Juveniles and Endangering the Welfare of a Child (Part 5)

by | Jul 11, 2019 | Blog, Juvenile Delinquency

Justice Patterson continued in relevant part as follows: There is no evidence in the endangering statute’s plain language that the Legislature intended to incorporate the penetration or age-disparity elements of the sexual assault statute, or the force or coercion elements of the criminal sexual contact statute, into the endangering offense.  The Court does not agree that in order for a juvenile, who is fewer than four years older than the victim, to be adjudicated delinquent under N.J.S.A 2C:244(a)(1), there must be proof of sexual penetration, force, or coercion.  The endangering statute simply makes no mention of the elements cited by the panel.  Had the Legislature intended to limit the application of N.J.S.A. 2C:24-4(a)(1) to cases in which the juvenile has also violated specific provisions of N.J.S.A. 2C:14-2 or N.J.S.A. 2C:14-3, as the panel suggests, it would have done so by adding language to that effect.  Accordingly, N.J.S.A. 2C:24-4(a)(1) as currently drafted may apply to a juvenile, even when the specific conduct involved does not involve sexual penetration, force, or coercion and the juvenile and alleged victim are fewer than four years apart in age.
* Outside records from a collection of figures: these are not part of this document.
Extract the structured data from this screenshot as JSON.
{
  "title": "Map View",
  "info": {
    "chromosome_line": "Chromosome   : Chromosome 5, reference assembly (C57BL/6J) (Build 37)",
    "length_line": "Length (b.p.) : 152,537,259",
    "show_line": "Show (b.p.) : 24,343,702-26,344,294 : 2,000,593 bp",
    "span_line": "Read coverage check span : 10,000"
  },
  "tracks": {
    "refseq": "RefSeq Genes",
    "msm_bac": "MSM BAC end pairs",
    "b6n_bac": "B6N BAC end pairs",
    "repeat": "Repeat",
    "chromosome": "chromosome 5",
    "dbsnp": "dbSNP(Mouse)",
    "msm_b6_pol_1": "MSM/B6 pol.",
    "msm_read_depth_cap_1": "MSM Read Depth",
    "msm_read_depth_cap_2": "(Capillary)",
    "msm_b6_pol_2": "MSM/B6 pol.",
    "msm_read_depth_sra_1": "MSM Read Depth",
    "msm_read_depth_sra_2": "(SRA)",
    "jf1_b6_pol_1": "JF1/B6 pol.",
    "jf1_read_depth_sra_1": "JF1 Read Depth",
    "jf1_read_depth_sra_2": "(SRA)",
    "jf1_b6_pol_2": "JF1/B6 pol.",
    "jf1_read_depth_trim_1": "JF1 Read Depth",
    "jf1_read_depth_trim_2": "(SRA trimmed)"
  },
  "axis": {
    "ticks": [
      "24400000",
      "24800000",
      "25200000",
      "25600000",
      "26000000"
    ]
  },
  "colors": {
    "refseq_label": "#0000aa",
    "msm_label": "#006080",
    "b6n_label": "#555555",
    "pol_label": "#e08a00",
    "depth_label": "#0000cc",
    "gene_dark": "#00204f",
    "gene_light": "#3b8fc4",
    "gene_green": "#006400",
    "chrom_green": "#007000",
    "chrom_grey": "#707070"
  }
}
The contrasting interpretations of N.J.S.A. 2C:24-4(a)(1) advanced in this case signal a need for legislative review of the endangering statute as it applies to juvenile settings such as this appeal. As D.M.’s case illustrates, it would be helpful if the statutory language “sexual conduct which would impair or debauch the morals of the child” provided clearer guidance to courts, counsel, and the public in settings involving sexual conduct by juveniles close in age. Should it choose to do so, the Legislature could amend N.J.S.A. 2C:24-4(a)(1) to clarify its intent with respect to the statute’s application to juvenile adjudications.
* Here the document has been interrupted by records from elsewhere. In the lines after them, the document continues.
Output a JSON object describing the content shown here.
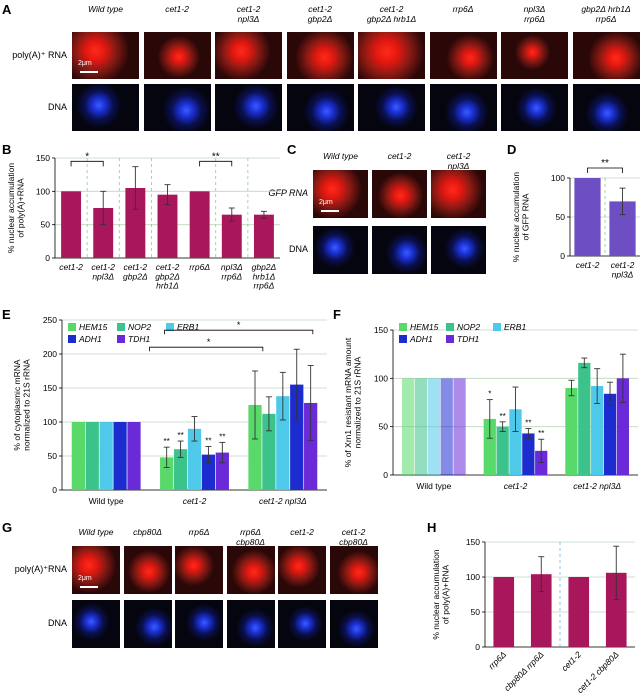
{
  "panels": {
    "A": "A",
    "B": "B",
    "C": "C",
    "D": "D",
    "E": "E",
    "F": "F",
    "G": "G",
    "H": "H"
  },
  "panelA": {
    "headers": [
      "Wild type",
      "cet1-2",
      "cet1-2\nnpl3Δ",
      "cet1-2\ngbp2Δ",
      "cet1-2\ngbp2Δ hrb1Δ",
      "rrp6Δ",
      "npl3Δ\nrrp6Δ",
      "gbp2Δ hrb1Δ\nrrp6Δ"
    ],
    "row1": "poly(A)⁺ RNA",
    "row2": "DNA",
    "scale": "2μm"
  },
  "panelC": {
    "headers": [
      "Wild type",
      "cet1-2",
      "cet1-2\nnpl3Δ"
    ],
    "row1": "GFP RNA",
    "row2": "DNA",
    "scale": "2μm"
  },
  "panelG": {
    "headers": [
      "Wild type",
      "cbp80Δ",
      "rrp6Δ",
      "rrp6Δ\ncbp80Δ",
      "cet1-2",
      "cet1-2\ncbp80Δ"
    ],
    "row1": "poly(A)⁺RNA",
    "row2": "DNA",
    "scale": "2μm"
  },
  "colors": {
    "bar": "#a8175c",
    "barD": "#6e4fc3",
    "grid": "#bcd9bc",
    "green": "#58d96a",
    "teal": "#3cc38b",
    "cyan": "#4fc9ea",
    "blue": "#1d2ccf",
    "violet": "#6b2ad8"
  },
  "chart_data": [
    {
      "id": "B",
      "type": "bar",
      "ylabel": "% nuclear accumulation\nof poly(A)+RNA",
      "ylim": [
        0,
        150
      ],
      "yticks": [
        0,
        50,
        100,
        150
      ],
      "categories": [
        "cet1-2",
        "cet1-2\nnpl3Δ",
        "cet1-2\ngbp2Δ",
        "cet1-2\ngbp2Δ\nhrb1Δ",
        "rrp6Δ",
        "npl3Δ\nrrp6Δ",
        "gbp2Δ\nhrb1Δ\nrrp6Δ"
      ],
      "values": [
        100,
        75,
        105,
        95,
        100,
        65,
        65
      ],
      "errors": [
        0,
        25,
        32,
        15,
        0,
        10,
        5
      ],
      "annotations": [
        "*",
        "**"
      ]
    },
    {
      "id": "D",
      "type": "bar",
      "ylabel": "% nuclear accumulation\nof GFP RNA",
      "ylim": [
        0,
        100
      ],
      "yticks": [
        0,
        50,
        100
      ],
      "categories": [
        "cet1-2",
        "cet1-2\nnpl3Δ"
      ],
      "values": [
        100,
        70
      ],
      "errors": [
        0,
        17
      ],
      "annotations": [
        "**"
      ]
    },
    {
      "id": "E",
      "type": "bar",
      "ylabel": "% of cytoplasmic mRNA\nnormalized to 21S rRNA",
      "ylim": [
        0,
        250
      ],
      "yticks": [
        0,
        50,
        100,
        150,
        200,
        250
      ],
      "categories": [
        "Wild type",
        "cet1-2",
        "cet1-2 npl3Δ"
      ],
      "series": [
        {
          "name": "HEM15",
          "values": [
            100,
            48,
            125
          ],
          "errors": [
            0,
            15,
            50
          ]
        },
        {
          "name": "NOP2",
          "values": [
            100,
            60,
            112
          ],
          "errors": [
            0,
            12,
            25
          ]
        },
        {
          "name": "ERB1",
          "values": [
            100,
            90,
            138
          ],
          "errors": [
            0,
            18,
            35
          ]
        },
        {
          "name": "ADH1",
          "values": [
            100,
            52,
            155
          ],
          "errors": [
            0,
            12,
            52
          ]
        },
        {
          "name": "TDH1",
          "values": [
            100,
            55,
            128
          ],
          "errors": [
            0,
            15,
            55
          ]
        }
      ],
      "sig": [
        "**",
        "**",
        "",
        "**",
        "**"
      ],
      "annotations": [
        "*",
        "*"
      ]
    },
    {
      "id": "F",
      "type": "bar",
      "ylabel": "% of Xrn1 resistant mRNA amount\nnormalized to 21S rRNA",
      "ylim": [
        0,
        150
      ],
      "yticks": [
        0,
        50,
        100,
        150
      ],
      "categories": [
        "Wild type",
        "cet1-2",
        "cet1-2 npl3Δ"
      ],
      "series": [
        {
          "name": "HEM15",
          "values": [
            100,
            58,
            90
          ],
          "errors": [
            0,
            20,
            8
          ]
        },
        {
          "name": "NOP2",
          "values": [
            100,
            50,
            116
          ],
          "errors": [
            0,
            5,
            5
          ]
        },
        {
          "name": "ERB1",
          "values": [
            100,
            68,
            92
          ],
          "errors": [
            0,
            23,
            18
          ]
        },
        {
          "name": "ADH1",
          "values": [
            100,
            43,
            84
          ],
          "errors": [
            0,
            5,
            12
          ]
        },
        {
          "name": "TDH1",
          "values": [
            100,
            25,
            100
          ],
          "errors": [
            0,
            12,
            25
          ]
        }
      ],
      "sig": [
        "*",
        "**",
        "",
        "**",
        "**"
      ]
    },
    {
      "id": "H",
      "type": "bar",
      "ylabel": "% nuclear accumulation\nof poly(A)+RNA",
      "ylim": [
        0,
        150
      ],
      "yticks": [
        0,
        50,
        100,
        150
      ],
      "categories": [
        "rrp6Δ",
        "cbp80Δ rrp6Δ",
        "cet1-2",
        "cet1-2 cbp80Δ"
      ],
      "values": [
        100,
        104,
        100,
        106
      ],
      "errors": [
        0,
        25,
        0,
        38
      ]
    }
  ]
}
There is caselaw holding that courts should construe penal statutes strictly against the State and should avoid interpretations that lead to absurd results. It is arguably an absurd result to require a four year difference in ages for the strict liability offense that is commonly referred to as “statutory rape”, but not require the four year age difference in a case involving two juveniles.